I am in the middle of a jury trial in federal court this week, and I obviously can’t say anything about it, other than to say it is one of the biggest I’ve ever tried.
I am writing this post as a “note to self” more than anything else, because every time I get to trial I realize how important the competing motivations of the prosecution, the court (i.e., the judge), and the defense are to the eventual outcome of the case. In summary, the prosecution wants to present the evidence flawlessly, the defense wants to defend the client’s interests, and the court wants to protect the record.
A successful prosecution involves marshalling all of the available evidence together, and coordinating with law enforcement, victims, and (unfortunately) political influences to present the evidence in a manner that will be coherent and believable to the jury.

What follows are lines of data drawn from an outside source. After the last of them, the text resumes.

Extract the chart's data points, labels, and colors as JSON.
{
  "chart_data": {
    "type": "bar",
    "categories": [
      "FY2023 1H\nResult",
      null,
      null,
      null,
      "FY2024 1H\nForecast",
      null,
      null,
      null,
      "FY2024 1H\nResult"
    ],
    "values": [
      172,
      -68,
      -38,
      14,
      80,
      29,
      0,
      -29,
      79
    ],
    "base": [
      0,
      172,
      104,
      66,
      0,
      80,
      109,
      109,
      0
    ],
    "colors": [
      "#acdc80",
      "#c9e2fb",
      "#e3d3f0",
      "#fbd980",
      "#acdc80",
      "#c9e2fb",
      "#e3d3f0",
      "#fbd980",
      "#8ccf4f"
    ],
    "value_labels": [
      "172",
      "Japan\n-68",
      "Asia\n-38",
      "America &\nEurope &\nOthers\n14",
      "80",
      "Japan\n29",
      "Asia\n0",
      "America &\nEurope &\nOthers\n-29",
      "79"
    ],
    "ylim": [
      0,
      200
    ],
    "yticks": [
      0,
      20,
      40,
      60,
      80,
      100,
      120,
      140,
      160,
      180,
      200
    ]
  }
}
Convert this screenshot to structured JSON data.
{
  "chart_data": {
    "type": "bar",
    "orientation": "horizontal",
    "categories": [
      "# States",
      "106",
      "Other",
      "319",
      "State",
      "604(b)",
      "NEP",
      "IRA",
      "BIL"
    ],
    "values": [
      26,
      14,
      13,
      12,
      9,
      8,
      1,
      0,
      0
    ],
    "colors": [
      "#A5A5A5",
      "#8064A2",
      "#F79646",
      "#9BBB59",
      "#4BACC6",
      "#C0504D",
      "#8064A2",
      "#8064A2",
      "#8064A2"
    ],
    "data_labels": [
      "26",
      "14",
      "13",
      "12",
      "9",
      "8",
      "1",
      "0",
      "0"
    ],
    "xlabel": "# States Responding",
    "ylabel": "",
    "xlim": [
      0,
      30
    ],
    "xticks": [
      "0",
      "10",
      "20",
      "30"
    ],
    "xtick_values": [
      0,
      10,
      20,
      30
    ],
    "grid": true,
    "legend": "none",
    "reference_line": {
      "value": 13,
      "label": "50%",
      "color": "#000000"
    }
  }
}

This can be a large and expensive logistical burden, and the nitnoid details of putting the case together can sometimes interfere with a prosecutor’s strategic legal thinking.
Because the burden of proof is always on the prosecution to prove the case beyond a reasonable doubt, the defense is oftentimes afforded the opportunity for more strategy. One strategy may be to scatter the seeds of doubt throughout the prosecution’s case by going after every witness, attacking all of the forensics, and generally wreaking havoc. Another strategy may be to pinpoint one weak area and concentrate defense efforts to ensure one element can’t be shown (the stop was without probable cause, they had sex, but it was consentual, etc.).
Finally, in trial one of the judge’s main concerns is to ensure that an adequate “record” of the proceedings is produced. After the trial, physically the record is a big stack of paper consisting of the pleadings, the exhibits, and the trial transcript. This record is all that history will have to reconstruct the trial, but more importantly the record is all the appellate court will have if any issues are taken up on appeal. Judges do not like to be overturned for making incorrect legal decisions. This is not necessarily because of their ego, but because when a case is returned from the appellate court it must be retried or reconsidered, and therefore for the reasons of judicial economy it is much better to do it right the first time. This is why most good judges move at a deliberate pace once a trial is finally underway, slowly making sure that counsel have an opportunity to raise any legitimate issues, and stopping the trial if necessary to explore the latest law on said issues.
These three goals, although different, do not necessarily “compete,” as the title of this post suggests. But understanding these goals helps to define the “box” that a defense counsel is working in, so that it may be easier to think outside of it to zealously represent the client.